With every collection I go through the same process more or less. I’m inspired, I have lots of ideas, and when I put them down in no particular order, I still don’t know what’s going to culminate. But the growth & evolution has been in learning how to reinvent and keep things fresh and new, while keeping the essence of my line consistent. I always want my pieces to be fun, elegant, and unique. I am currently working on the next step for Lulwa Al Amin, which is a home line entitled Lulwa Al Amin Dressing Homes.
3. Prior to launching your label, you worked at fashion houses such as, Emilia Wickstead, Browns and Matthew Williamson. What valuable lessons did you learn while working there?
Working with such renowned global fashion houses gave me numerous skills and areas of expertise that I have been able to carry forward with me having now established my own brand, Lulwa Al Amin. Learning to develop my own signature prints and working carefully with a variety of textiles were key learnings I took away from these experiences particularly during my time with Matthew Williamson and Emilia Wickstead.
This, of course, was significant but was also built on a strong foundation that I gained whilst studying for my degree at Central Saint Martins College of Art and Design where I graduated with a BA in Textile Design. Over the years, you will now see in my seasonal collections I focus heavily on creating prints unique to each and every design that give each piece an added level of depth and detail.
4. How would you describe the Lulwa Al Amin girl?
The Lulwa Al Amin woman is one who enjoys a bit of fun, and is also charming and graceful.
5. If there is anyone you could dress, who would it be and why?
I would absolutely love to dress Dita von Teese in my winter collection or Lana Del Rey for the summer collection. They both exude a sense of old world charm and uniqueness that would match the overall nature of my collections.
6. For someone visiting Bahrain for the first time, what are the 3 must have places you would suggest for them to visit/do?
There are so many great places on our island that it’s difficult to pick just three. However, whenever anyone visits Bahrain I always show him or her around Muharraq. It is where I grew up, and my family home is and always has been in Muharraq. I love spending time in Muharraq Souk, where I find some of the most unusual finds – whether it is something that inspires me for a collection I am working, or some of the most unusual items. I remember once coming across this little shop that sold some of the most unusual dolls I had ever seen. Of course I love the authenticity of the people of Muharraq, and believe it is one of the places where you can really experience Bahrain.
I also like to take people to La Fontaine – I love the architecture of the building, and it amazes me how it feels so quiet and peaceful when you are there even though it is in the middle of bustling Manama.

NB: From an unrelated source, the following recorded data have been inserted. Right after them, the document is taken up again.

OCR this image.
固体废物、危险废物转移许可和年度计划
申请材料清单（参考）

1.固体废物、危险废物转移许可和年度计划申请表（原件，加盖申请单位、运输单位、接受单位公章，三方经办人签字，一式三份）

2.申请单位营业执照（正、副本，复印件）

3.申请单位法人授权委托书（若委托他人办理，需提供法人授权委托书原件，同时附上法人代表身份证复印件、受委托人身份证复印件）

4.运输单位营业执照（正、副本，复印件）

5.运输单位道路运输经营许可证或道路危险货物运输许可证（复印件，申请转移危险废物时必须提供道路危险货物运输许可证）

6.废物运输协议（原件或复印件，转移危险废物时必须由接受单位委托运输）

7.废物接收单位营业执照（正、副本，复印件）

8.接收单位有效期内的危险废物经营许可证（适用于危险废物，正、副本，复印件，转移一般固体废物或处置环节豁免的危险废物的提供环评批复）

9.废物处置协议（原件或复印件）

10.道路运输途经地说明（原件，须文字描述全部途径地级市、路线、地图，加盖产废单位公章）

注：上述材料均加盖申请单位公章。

It is such a beautiful setting both in the day and at night. Interestingly, my mother’s school used to be located in the very same building!
Food is very important in our culture, and a food tour is essential! We would visit the baker (Khabaz), the tikka shop and end it at ‘Halwat Showaiter’ in Souq Al Manama, where they offer you the best Arabic coffee to go with your spoon of Halwa.
7. What advice do you give new up and coming designers who are struggling to make it?
I would give them the advice that has helped me most throughout my journey. The first, and foremost thing, is to follow your dream, not someone else’s. Surround yourself with people who support you and enable you, which is something that I got from my family and was quite valuable to me when I started. Also, there will always be challenges, and issues to overcome, but keeping a vision of the end goal helps to resolve the obstacles, and gives you motivation to keep going until you get where you want to be. Mistakes will be made, but always learn from them. Continue on educating yourself as that is the only way to move forward . And last, but not least, always stay true to yourself in your designs, and don’t compare yourself to others.